While the frozen foods aisle can be a trap – so many highly processed items with large amounts of fat and sodium, from pizza to breaded chicken strips – healthy choices can be found. The good news is that many frozen fruits and vegetables – without sauces and syrups – have all the nutrition of their fresh counterparts; sometime more so because they are packaged as soon they are harvested. Plus, they’re convenient (no worries about spoiling) and available year-round.
Smart Shopping Tips
Pay attention to serving sizes. The fat and sodium content may look good until you notice that the reasonable 5 g of fat and 200 mg of sodium is for one serving in a package that contains three.

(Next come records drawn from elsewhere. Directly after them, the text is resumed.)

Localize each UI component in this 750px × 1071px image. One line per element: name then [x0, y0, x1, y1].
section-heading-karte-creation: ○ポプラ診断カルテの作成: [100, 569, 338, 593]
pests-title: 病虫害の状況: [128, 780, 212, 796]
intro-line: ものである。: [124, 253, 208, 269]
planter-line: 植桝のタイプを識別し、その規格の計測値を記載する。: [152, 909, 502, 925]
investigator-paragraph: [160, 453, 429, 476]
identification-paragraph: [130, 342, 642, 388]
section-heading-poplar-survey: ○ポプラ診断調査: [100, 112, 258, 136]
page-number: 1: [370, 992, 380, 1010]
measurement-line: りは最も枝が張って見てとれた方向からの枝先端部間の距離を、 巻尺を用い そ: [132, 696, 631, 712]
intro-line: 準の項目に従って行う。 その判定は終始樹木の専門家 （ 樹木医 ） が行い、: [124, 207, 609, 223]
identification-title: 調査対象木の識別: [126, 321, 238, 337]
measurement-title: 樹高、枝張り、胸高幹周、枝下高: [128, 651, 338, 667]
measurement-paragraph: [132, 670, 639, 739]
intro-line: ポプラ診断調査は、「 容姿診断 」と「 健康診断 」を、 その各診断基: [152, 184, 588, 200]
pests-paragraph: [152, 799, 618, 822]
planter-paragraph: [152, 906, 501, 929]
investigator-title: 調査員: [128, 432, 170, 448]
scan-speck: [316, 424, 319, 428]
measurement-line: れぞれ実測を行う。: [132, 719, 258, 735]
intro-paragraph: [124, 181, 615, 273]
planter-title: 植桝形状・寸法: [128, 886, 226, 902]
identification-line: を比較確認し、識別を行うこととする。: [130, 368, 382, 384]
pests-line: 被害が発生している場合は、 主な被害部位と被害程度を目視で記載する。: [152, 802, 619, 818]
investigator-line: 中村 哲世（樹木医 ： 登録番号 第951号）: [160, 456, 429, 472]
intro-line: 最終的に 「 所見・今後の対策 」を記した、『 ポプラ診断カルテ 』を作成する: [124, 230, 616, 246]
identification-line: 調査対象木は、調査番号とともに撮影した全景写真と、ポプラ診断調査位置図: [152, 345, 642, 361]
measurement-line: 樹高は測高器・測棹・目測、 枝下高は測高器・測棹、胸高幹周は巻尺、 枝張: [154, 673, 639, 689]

Be creative. Look beyond traditional frozen dinners. Veggie or fish burgers can make a quick meal: heat in a toaster oven, microwave or on top of the stove, and add a side item. Add a whole-grain bun; top with low-fat cheese or salsa. Going gluten-free? You can also find quinoa and brown rice burgers.
Dump the lump. Make sure the vegetables haven’t frozen into a lump―a sign that they may have been thawed and refrozen. This means that the quality of the food has been affected and it’s likely less nutritious.
Give healthier pizza some pizzazz. Look for low-fat thin crust cheese pizza, then give your slices a nutritional boost by adding vegetables, from broccoli to spinach to bell peppers. But don’t think of pizza as a diet staple.
Skip the syrup. Top whole-grain waffles with fresh fruit and low-fat yogurt or cottage cheese, not butter and syrup.
Eat ethnic. Choose international foods that are heavy on vegetables (stir-fry, rice bowls with shrimp). You can even find some with brown rice.
Look closely. Always look at the sodium content so you can keep below your recommended daily intake – about 1,500-milligram sodium limit for most adults. Be aware that “low in calories” doesn’t mean “low in sodium” as some products up the salt to enhance flavor in lower calorie foods.